El Flir A70 se integra con protocolos industriales estándar y se conecta directamente a MES, SCADA y redes de plantas. Los flujos de datos en tableros y herramientas de creación de informes ya en uso, y el análisis de vanguardia proporciona una verificación instantánea sin ralentizar la producción ni añadir complejidad a la infraestructura, lo que refuerza la visibilidad y el control de procesos.

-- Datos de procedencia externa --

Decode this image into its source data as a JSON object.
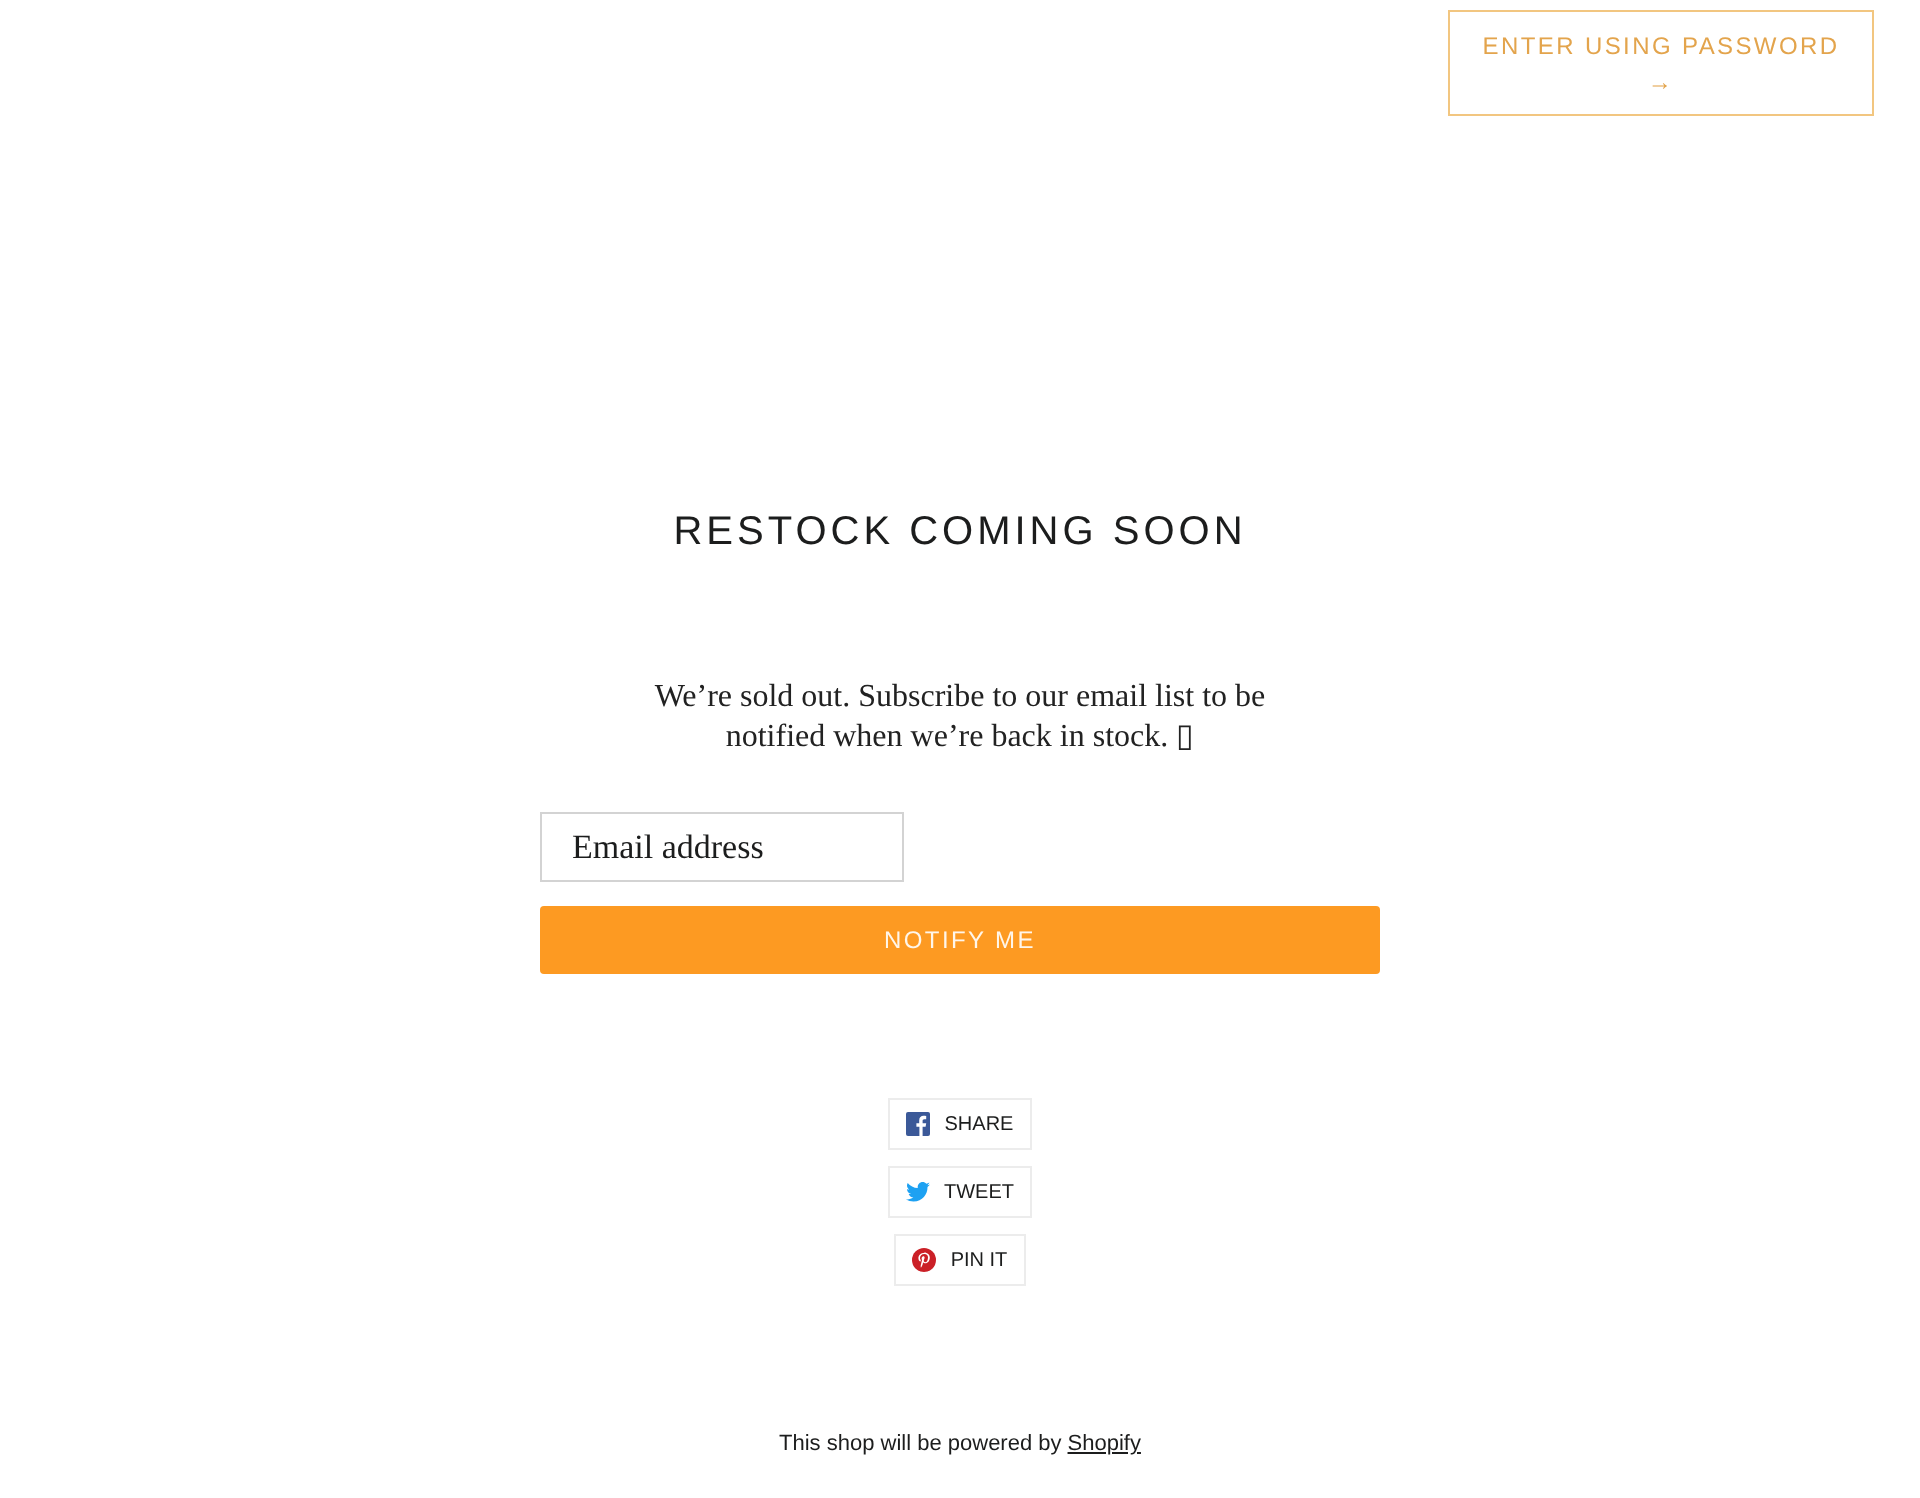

Las desviaciones de temperatura conllevan consecuencias operativas reales: productos rechazados, reelaboración, paradas de líneas e investigaciones de cumplimiento. La supervisión térmica continua reduce estos riesgos detectando las desviaciones de forma temprana, antes de que afecten a grandes volúmenes. Las ventajas son claras:
La temperatura es más que un número. Es una variable de control crítica. Las imágenes térmicas y visuales en tiempo real sustituyen las comprobaciones intermitentes con una verificación continua, lo que proporciona trazabilidad, documentación y confianza en cada etapa de la producción.
Cuando se puede ver el calor con claridad, se puede gestionar el riesgo de forma proactiva en lugar de reactiva. En el acelerado sector de alimentos y bebidas de hoy en día, esa visibilidad es la protección operativa, no un lujo.
La prevención de la variación térmica protege el producto, los ingresos y la integridad de la marca, pero lo que es más importante, protege a las personas.